Cranking the length up suggests that MAYBE there’s a problem around the million-digit mark. Here’s Python and Pike on the same CPU:

>>> start = time.time(); x = json.loads("9" * 1_000_000); print(time.time() - start); x = json.dumps(x); print(time.time() - start)
3.963656425476074
14.79038691520691

> gauge {x = Standards.JSON.decode("9" * 1000000);};
(10) Result: 0.05868104
> gauge {x = Standards.JSON.encode(x);};
(11) Result: 0.106752528

With Pike, it starts to drag when I get to ten million or a hundred million, and yes, it’s superlinear time complexity (half a second for 10M, ten seconds for 100M). But I’m not sure how to validly test for this as a vulnerability. If a remote attacker is sending me 10MB of JSON data to parse, I’m going to be feeling the squeeze from having to transfer that data around long before the CPU cost is a problem.
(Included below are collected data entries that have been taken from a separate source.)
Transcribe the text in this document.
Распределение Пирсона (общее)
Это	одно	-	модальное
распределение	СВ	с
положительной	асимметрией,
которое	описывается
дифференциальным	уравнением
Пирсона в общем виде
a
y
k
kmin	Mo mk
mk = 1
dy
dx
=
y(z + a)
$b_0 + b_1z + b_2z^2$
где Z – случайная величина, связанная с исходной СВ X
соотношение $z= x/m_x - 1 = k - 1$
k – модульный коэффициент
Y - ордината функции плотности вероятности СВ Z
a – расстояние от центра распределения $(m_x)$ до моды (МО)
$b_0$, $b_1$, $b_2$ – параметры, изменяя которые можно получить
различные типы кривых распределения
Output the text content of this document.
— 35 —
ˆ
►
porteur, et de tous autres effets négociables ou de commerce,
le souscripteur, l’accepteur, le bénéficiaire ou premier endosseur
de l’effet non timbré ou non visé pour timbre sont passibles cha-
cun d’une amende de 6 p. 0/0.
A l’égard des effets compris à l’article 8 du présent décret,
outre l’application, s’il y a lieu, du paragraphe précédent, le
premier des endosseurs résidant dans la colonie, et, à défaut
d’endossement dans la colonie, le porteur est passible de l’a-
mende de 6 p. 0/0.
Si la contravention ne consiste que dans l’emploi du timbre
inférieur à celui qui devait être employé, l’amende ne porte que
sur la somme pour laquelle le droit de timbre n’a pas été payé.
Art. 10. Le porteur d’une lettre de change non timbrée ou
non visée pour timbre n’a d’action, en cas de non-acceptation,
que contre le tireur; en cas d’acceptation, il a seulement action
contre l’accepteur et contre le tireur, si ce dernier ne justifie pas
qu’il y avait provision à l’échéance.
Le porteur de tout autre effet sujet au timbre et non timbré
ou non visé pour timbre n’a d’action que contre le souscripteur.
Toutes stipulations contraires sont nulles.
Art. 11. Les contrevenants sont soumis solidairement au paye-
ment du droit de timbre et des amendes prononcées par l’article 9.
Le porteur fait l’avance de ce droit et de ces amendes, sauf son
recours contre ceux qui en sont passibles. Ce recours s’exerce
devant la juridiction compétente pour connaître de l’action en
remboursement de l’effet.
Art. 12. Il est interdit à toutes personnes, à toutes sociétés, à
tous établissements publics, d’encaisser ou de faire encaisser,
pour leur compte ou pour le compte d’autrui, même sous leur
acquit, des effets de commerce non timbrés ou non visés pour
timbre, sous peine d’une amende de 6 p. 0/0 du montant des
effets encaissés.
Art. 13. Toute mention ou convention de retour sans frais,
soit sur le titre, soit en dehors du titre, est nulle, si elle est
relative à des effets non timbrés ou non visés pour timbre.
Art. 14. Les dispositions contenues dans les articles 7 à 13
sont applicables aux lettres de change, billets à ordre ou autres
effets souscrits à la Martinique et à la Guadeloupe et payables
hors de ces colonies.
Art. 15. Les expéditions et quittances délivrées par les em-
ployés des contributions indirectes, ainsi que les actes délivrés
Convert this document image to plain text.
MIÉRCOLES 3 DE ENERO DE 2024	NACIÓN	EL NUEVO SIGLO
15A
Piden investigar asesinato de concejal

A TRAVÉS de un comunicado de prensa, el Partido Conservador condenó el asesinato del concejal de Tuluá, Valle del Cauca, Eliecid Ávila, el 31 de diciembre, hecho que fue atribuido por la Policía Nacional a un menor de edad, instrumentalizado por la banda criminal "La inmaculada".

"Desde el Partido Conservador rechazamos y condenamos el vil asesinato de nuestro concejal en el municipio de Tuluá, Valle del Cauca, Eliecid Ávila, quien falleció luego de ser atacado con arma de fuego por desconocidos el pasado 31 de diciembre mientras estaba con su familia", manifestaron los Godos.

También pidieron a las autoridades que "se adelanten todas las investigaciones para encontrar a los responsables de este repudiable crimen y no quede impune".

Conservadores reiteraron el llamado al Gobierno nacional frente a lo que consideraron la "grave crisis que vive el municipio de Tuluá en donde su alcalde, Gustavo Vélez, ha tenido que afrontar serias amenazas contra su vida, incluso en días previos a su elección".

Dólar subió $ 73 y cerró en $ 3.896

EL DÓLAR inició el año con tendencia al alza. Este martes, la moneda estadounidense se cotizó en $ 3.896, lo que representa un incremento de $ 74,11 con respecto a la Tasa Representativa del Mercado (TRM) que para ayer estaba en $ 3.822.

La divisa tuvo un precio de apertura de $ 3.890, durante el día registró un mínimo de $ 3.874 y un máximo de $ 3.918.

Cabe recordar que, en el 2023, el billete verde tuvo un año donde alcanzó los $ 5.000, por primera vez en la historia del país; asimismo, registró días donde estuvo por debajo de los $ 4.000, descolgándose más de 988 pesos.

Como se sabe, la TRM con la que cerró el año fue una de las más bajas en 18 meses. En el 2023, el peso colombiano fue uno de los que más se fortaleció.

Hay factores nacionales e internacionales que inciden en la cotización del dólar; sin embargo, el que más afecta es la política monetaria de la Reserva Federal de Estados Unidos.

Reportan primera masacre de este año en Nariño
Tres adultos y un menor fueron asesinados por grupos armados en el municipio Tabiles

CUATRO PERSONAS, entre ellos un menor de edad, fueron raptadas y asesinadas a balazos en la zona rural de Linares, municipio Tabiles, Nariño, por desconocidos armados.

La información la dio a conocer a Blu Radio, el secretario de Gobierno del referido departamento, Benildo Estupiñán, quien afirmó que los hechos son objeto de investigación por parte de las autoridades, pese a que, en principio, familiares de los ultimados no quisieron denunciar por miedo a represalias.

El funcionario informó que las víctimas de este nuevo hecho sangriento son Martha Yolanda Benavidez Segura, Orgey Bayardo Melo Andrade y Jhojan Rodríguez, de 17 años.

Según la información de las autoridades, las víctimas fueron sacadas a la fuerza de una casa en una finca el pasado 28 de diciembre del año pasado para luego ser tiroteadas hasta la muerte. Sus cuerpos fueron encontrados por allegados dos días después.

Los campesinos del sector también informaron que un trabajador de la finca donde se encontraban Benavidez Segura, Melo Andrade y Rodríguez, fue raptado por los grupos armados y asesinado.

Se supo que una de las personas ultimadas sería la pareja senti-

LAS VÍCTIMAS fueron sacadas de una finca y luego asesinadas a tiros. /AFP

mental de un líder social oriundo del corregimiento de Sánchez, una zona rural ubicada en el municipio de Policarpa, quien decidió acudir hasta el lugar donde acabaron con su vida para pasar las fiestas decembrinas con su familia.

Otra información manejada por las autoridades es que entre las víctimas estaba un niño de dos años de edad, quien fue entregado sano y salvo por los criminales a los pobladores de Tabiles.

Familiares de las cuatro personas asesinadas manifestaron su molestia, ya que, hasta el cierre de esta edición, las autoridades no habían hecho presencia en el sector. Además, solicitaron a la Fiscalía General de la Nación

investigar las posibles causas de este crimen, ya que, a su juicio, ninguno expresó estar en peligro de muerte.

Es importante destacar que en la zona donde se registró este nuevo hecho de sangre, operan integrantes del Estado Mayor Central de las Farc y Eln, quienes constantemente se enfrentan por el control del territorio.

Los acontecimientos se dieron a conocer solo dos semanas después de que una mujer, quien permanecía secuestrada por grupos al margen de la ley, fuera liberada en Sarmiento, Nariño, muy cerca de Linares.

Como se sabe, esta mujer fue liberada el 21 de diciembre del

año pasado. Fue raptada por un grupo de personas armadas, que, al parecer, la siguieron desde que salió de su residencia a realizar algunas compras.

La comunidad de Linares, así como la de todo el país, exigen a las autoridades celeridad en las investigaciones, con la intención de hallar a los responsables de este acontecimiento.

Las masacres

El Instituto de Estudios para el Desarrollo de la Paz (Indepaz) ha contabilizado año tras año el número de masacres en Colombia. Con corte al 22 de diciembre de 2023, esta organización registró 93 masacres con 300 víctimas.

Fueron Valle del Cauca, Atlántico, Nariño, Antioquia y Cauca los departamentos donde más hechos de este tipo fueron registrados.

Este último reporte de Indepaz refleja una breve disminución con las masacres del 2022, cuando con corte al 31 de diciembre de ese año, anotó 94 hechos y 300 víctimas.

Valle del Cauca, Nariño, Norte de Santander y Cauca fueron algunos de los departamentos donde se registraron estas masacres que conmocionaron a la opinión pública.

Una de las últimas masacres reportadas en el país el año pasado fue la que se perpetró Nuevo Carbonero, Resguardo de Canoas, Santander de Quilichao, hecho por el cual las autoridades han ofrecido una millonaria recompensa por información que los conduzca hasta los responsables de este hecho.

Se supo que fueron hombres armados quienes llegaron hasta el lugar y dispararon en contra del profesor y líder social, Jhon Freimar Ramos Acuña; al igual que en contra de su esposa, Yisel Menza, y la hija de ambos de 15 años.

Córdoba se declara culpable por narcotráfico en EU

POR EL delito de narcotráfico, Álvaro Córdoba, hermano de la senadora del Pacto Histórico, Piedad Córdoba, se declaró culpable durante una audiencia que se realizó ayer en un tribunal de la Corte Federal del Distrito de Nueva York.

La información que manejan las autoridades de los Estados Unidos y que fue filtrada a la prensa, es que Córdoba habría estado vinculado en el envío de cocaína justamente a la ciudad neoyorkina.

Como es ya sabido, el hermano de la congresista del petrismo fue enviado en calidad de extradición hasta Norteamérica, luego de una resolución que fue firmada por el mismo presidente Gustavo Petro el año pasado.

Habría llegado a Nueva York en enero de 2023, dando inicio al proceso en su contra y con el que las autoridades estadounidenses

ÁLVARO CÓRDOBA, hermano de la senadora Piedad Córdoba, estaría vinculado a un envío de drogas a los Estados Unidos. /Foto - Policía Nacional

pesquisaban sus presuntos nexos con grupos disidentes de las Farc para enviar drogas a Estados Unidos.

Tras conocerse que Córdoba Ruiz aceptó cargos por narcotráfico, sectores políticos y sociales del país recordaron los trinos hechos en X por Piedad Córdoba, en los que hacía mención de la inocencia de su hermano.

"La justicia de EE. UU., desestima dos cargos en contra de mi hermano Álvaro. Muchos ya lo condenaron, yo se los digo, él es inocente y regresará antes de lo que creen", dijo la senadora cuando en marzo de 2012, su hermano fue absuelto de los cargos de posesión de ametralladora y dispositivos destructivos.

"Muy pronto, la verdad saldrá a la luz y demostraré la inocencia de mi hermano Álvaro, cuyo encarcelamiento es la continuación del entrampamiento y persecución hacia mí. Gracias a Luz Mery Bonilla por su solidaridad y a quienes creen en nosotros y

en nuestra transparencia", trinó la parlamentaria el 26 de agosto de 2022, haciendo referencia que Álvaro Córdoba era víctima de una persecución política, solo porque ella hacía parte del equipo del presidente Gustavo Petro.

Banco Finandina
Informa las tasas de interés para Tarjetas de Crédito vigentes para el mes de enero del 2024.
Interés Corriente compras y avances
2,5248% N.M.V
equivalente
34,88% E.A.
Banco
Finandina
Maybe the one-million figure from Python could be a problem, but 4300 digits is hardly the limiting factor.

jpodivin · September 13, 2022, 9:59am

I feel like there are two problems being conflated here.

Solution to the security issue having undesirable effects.
Process used to determine what that solution would look like being too opaque.

It may be helpful for the discourse to separate these. On the other hand, one plays into the other.

Maybe, if folks could see some record of the discussion that led to this solution, they would be more inclined to trust it? I suppose there is an archive somewhere.

deadeye · September 13, 2022, 10:30am

I like the change because it makes Python safer. I have only one question. From where comes the value 4300 for maximum digits? Why 4300 and not 4301?

MarkCBell · September 13, 2022, 10:46am

Just for awareness, this has also broken a number of problem set for students. For example, “What is the leading / trailing / 500th digit of 4^(5^6)? How many times does each digit appear?”. Students used to be able to solve by doing something like:

n = 4 ** (5 ** 6)
s = str(n)
print(s[0], s[-1], s[-500]))

from collections import Counter
print(Counter(s))

Of course, the second line now raises a ValueError since our cloud learning environments have all updated to the latest patch release.